The piece is written for Bendir (a special type of frame drum with snares), finger cymbal, and ankle bells. The frame drum is diachronically one of the oldest and most common instruments in the world. The sound of this simple instrument creates powerful emotions associated with shamanism, mysticism, rituals, ecstasy, healing, and femininity.
The piece showcases nocturnal and other field recordings captured by the composer over several years in Greece. The computer tracks the attack and the dynamics of the instruments and reacts by using various live processing techniques, which include multiple delays, phase vocoding, live sampling, frequency shifting, and harmonization, among others.
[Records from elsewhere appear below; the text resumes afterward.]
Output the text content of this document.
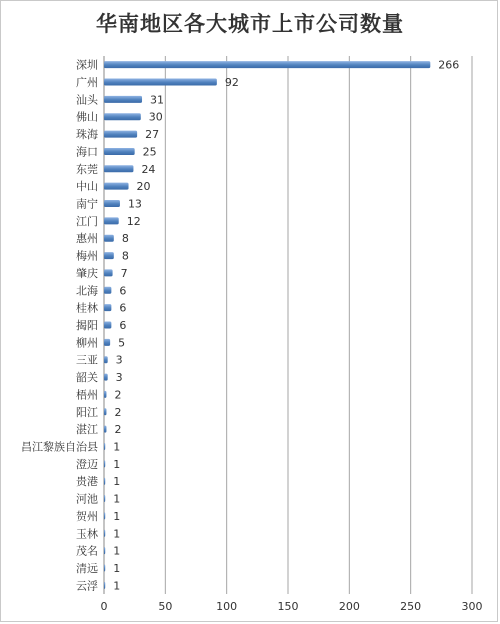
华南地区各大城市上市公司数量
0	50	100	150	200	250	300
深圳	266
广州	92
汕头	31
佛山	30
珠海	27
海口	25
东莞	24
中山	20
南宁	13
江门	12
惠州 8
梅州 8
肇庆 7
北海 6
桂林 6
揭阳 6
柳州 5
三亚 3
韶关 3
梧州 2
阳江 2
湛江 2
昌江黎族自治县 1
澄迈 1
贵港 1
河池 1
贺州 1
玉林 1
茂名 1
清远 1
云浮 1
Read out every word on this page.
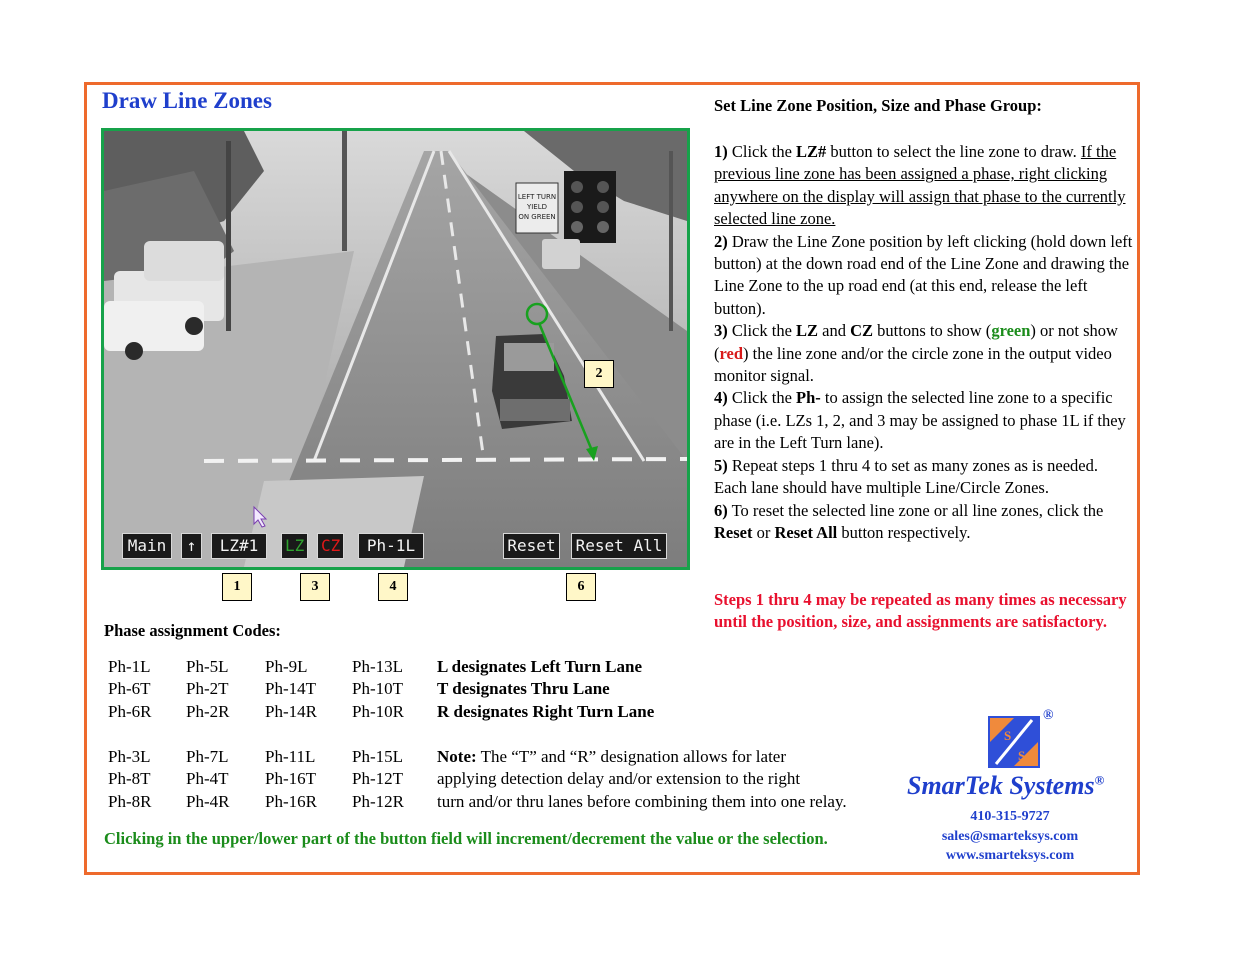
Draw Line Zones
LEFT TURN
YIELD
ON GREEN
Main	↑	LZ#1	LZ CZ	Ph-1L	Reset Reset All
2
1	3	4	6
Set Line Zone Position, Size and Phase Group:

1) Click the LZ# button to select the line zone to draw. If the previous line zone has been assigned a phase, right clicking anywhere on the display will assign that phase to the currently selected line zone.

2) Draw the Line Zone position by left clicking (hold down left button) at the down road end of the Line Zone and drawing the Line Zone to the up road end (at this end, release the left button).

3) Click the LZ and CZ buttons to show (green) or not show (red) the line zone and/or the circle zone in the output video monitor signal.

4) Click the Ph- to assign the selected line zone to a specific phase (i.e. LZs 1, 2, and 3 may be assigned to phase 1L if they are in the Left Turn lane).

5) Repeat steps 1 thru 4 to set as many zones as is needed. Each lane should have multiple Line/Circle Zones.

6) To reset the selected line zone or all line zones, click the Reset or Reset All button respectively.

Steps 1 thru 4 may be repeated as many times as necessary until the position, size, and assignments are satisfactory.
Phase assignment Codes:
Ph-1L Ph-5L Ph-9L	Ph-13L L designates Left Turn Lane
Ph-6T Ph-2T Ph-14T Ph-10T T designates Thru Lane
Ph-6R Ph-2R Ph-14R Ph-10R R designates Right Turn Lane
Ph-3L Ph-7L Ph-11L Ph-15L Note: The “T” and “R” designation allows for later
Ph-8T Ph-4T Ph-16T Ph-12T applying detection delay and/or extension to the right
Ph-8R Ph-4R Ph-16R Ph-12R turn and/or thru lanes before combining them into one relay.
Clicking in the upper/lower part of the button field will increment/decrement the value or the selection.
S
S
®
SmarTek Systems®
410-315-9727
sales@smarteksys.com
www.smarteksys.com
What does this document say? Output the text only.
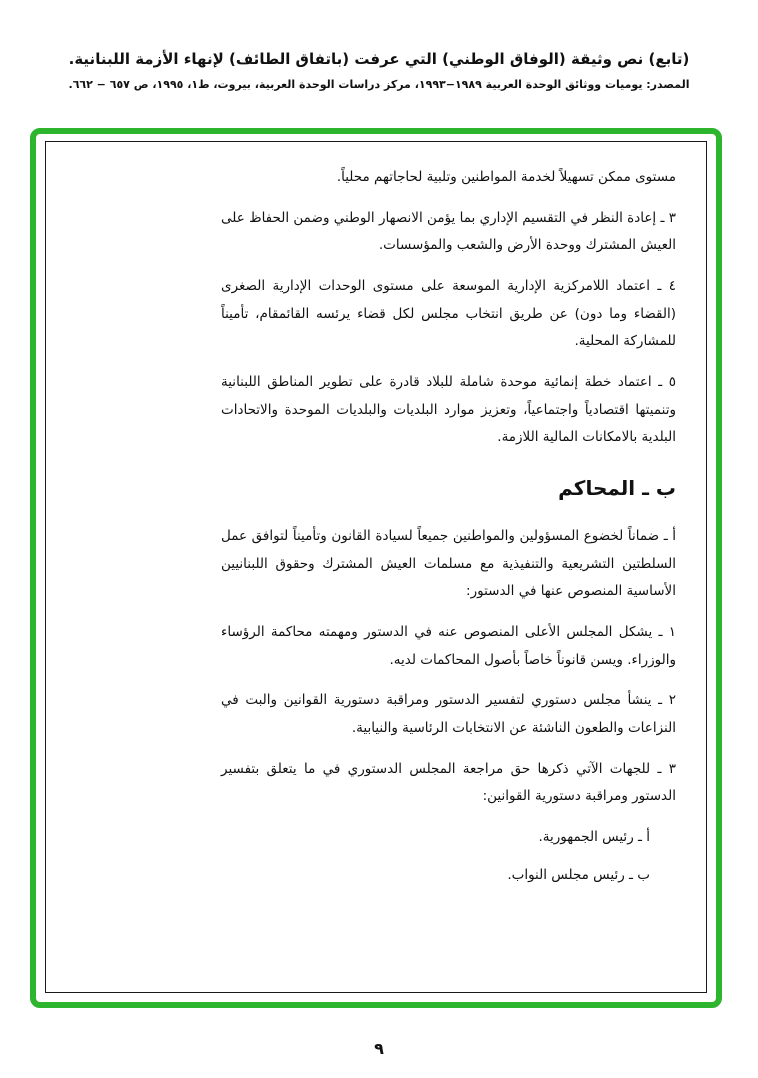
(تابع) نص وثيقة (الوفاق الوطني) التي عرفت (باتفاق الطائف) لإنهاء الأزمة اللبنانية.
المصدر: يوميات ووثائق الوحدة العربية ١٩٨٩−١٩٩٣، مركز دراسات الوحدة العربية، بيروت، ط١، ١٩٩٥، ص ٦٥٧ − ٦٦٢.

مستوى ممكن تسهيلاً لخدمة المواطنين وتلبية لحاجاتهم محلياً.

٣ ـ إعادة النظر في التقسيم الإداري بما يؤمن الانصهار الوطني وضمن الحفاظ على العيش المشترك ووحدة الأرض والشعب والمؤسسات.

٤ ـ اعتماد اللامركزية الإدارية الموسعة على مستوى الوحدات الإدارية الصغرى (القضاء وما دون) عن طريق انتخاب مجلس لكل قضاء يرئسه القائمقام، تأميناً للمشاركة المحلية.

٥ ـ اعتماد خطة إنمائية موحدة شاملة للبلاد قادرة على تطوير المناطق اللبنانية وتنميتها اقتصادياً واجتماعياً، وتعزيز موارد البلديات والبلديات الموحدة والاتحادات البلدية بالامكانات المالية اللازمة.

ب ـ المحاكم

أ ـ ضماناً لخضوع المسؤولين والمواطنين جميعاً لسيادة القانون وتأميناً لتوافق عمل السلطتين التشريعية والتنفيذية مع مسلمات العيش المشترك وحقوق اللبنانيين الأساسية المنصوص عنها في الدستور:

١ ـ يشكل المجلس الأعلى المنصوص عنه في الدستور ومهمته محاكمة الرؤساء والوزراء. ويسن قانوناً خاصاً بأصول المحاكمات لديه.

٢ ـ ينشأ مجلس دستوري لتفسير الدستور ومراقبة دستورية القوانين والبت في النزاعات والطعون الناشئة عن الانتخابات الرئاسية والنيابية.

٣ ـ للجهات الآتي ذكرها حق مراجعة المجلس الدستوري في ما يتعلق بتفسير الدستور ومراقبة دستورية القوانين:

أ ـ رئيس الجمهورية.

ب ـ رئيس مجلس النواب.

٩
Hekate is commissioned by and dedicated to Patti Cudd.
Konstantinos Karathanasis (b. 1975) is an electroacoustic composer who draws inspiration from modern poetry, artistic cinema, abstract painting, mysticism, Greek mythology, and the writings of Carl G. Jung and Joseph Campbell. He holds a Ph.D. in Music Composition from the University at Buffalo and is currently an Associate Professor of Composition & Music Technology at the University of Oklahoma. http://www.karathanasis.org/
Item Number: EQ155
Year Recorded: 2020
Recording Engineer: David Schall (www.daveschallacoustic.com)
Monobot, the debut solo recording from percussionist Dan Piccolo, demonstrates the wide variety of solo percussion music. The album features pieces written for different configurations of percussion instruments, three of which are premiere recordings. The selections include canonic works alongside more recent compositions and provide a musical journey that ranges from the ethereal to the mechanical, celebrating the natural world in unique ways.